5G Explained Series Introduction
From the series: 5G Tutorial
This is the introduction to the series "5G Explained." It outlines the series and goes over the main goals and basic configuration of 5G New Radio. Topics include:
- What is 5G Technology and its Physical Layer (PHY) Specification
- 5G signals: OFDM waveforms, frame Structure, and numerology
- 5G NR PDSCH: Physical Downlink Shared Channel
- 5G NR PUSCH: Physical Uplink Shared Channel
- 5G NR Downlink Control information (DCI)
- 5G NR PDCCH: Physical Downlink Control Channel
- 5G Physical Uplink Control Channel (PUCCH) and Uplink Control information (UCI)
- Demodulation Reference Signals (DMRS) in 5G NR
- Synchronization Signal Blocks (SSB) in 5G
- Channel State Information Reference Signal (CSI-RS) and Sounding Reference Signal (SRS)
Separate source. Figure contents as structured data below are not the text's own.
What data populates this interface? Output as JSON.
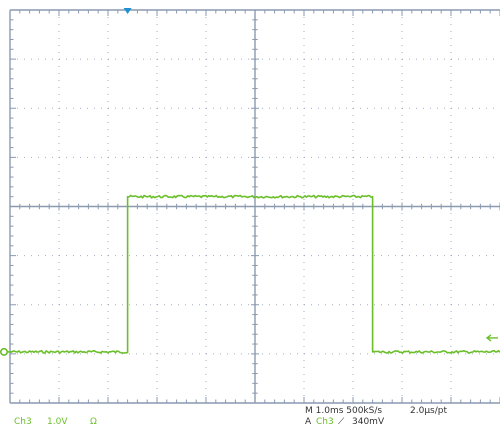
{
  "colors": {
    "grid": "#8a9ab0",
    "trace": "#6abf2a",
    "trigger_marker": "#1e90d6",
    "background": "#ffffff"
  },
  "readouts": {
    "channel": "Ch3",
    "volts_per_div": "1.0V",
    "coupling_symbol": "Ω",
    "timebase": "M 1.0ms 500kS/s",
    "sample_interval": "2.0µs/pt",
    "trigger_prefix": "A",
    "trigger_channel": "Ch3",
    "trigger_slope_symbol": "⟋",
    "trigger_level": "340mV"
  },
  "chart_data": {
    "type": "line",
    "title": "",
    "xlabel": "",
    "ylabel": "",
    "x_divisions": 10,
    "y_divisions": 8,
    "grid": true,
    "xlim": [
      0,
      10
    ],
    "ylim": [
      -4,
      4
    ],
    "series": [
      {
        "x": [
          0,
          2.4,
          2.4,
          7.4,
          7.4,
          10
        ],
        "y": [
          -2.96,
          -2.96,
          0.2,
          0.2,
          -2.96,
          -2.96
        ]
      }
    ],
    "markers": {
      "ground_reference_div": -2.96,
      "trigger_position_div": 2.4
    }
  }
}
- Physical Broadcast Channel (PBCH) Decoding and 5G Cell Search
Published: 18 Jun 2019
Welcome. This is the introduction to our series “5G Explained.” In this video, we provide motivation for the series and go over the main goals and basic configuration of 5G New Radio.
5G NR introduces a new numerology for the OFDM resource grid and a new frame and slot structure, as well as new processing for downlink and uplink data, downlink and uplink control. An important new concept in 5G NR is CORESETs or Control Resource Sets, which are used to assign resources for control information on the downlink.
Beamforming is a critical part of 5G NR, and it requires demodulation reference symbols or DMRS to accompany each and every piece of information transmitted both on the downlink and the uplink. DMRS are much more flexible in 5G NR than they are in LTE.
A good example of newly beamformed channel is the broadcast channel, which is part of the synchronization signal block or SSB. The SSB plays the same role as the primary and secondary synchronization signals and physical broadcast channel in LTE, but its structure is quite different.
Cell Search and RACH procedures are similar to their equivalent in LTE, but there are significant differences, in particular linked to beamforming and the initial establishment of a connection.
Finally, channel estimation is more critical and more difficult than ever, as it also enables beamforming, which is the concentration of energy in the direction of the receiver. At mmW, propagation loss is higher and antenna arrays are needed to establish a high enough SNR for a link to be possible. To help with channel sounding, specific signals were designed. They include the channel state information reference symbols or CSI-RS and the sounding reference signals or SRS.
The goal of this “5G Explained” series is to explain the main features of 5G NR. To that end, we use screenshots or short interactive examples taken from or built with MathWorks 5G Toolbox. You can find more information about 5G Toolbox at www.mathworks.com/products/5g
5G Toolbox offers MATLAB models for 5G NR, including waveform generation, end-to-end link level simulation, and measurements.
5G Toolbox includes full source code, which means that you can view and modify any part of the toolbox. In addition, the source code supports MATLAB Coder, which lets you automatically generate standalone C code from the MATLAB code.
This concludes this introduction to the “5G Explained” video series.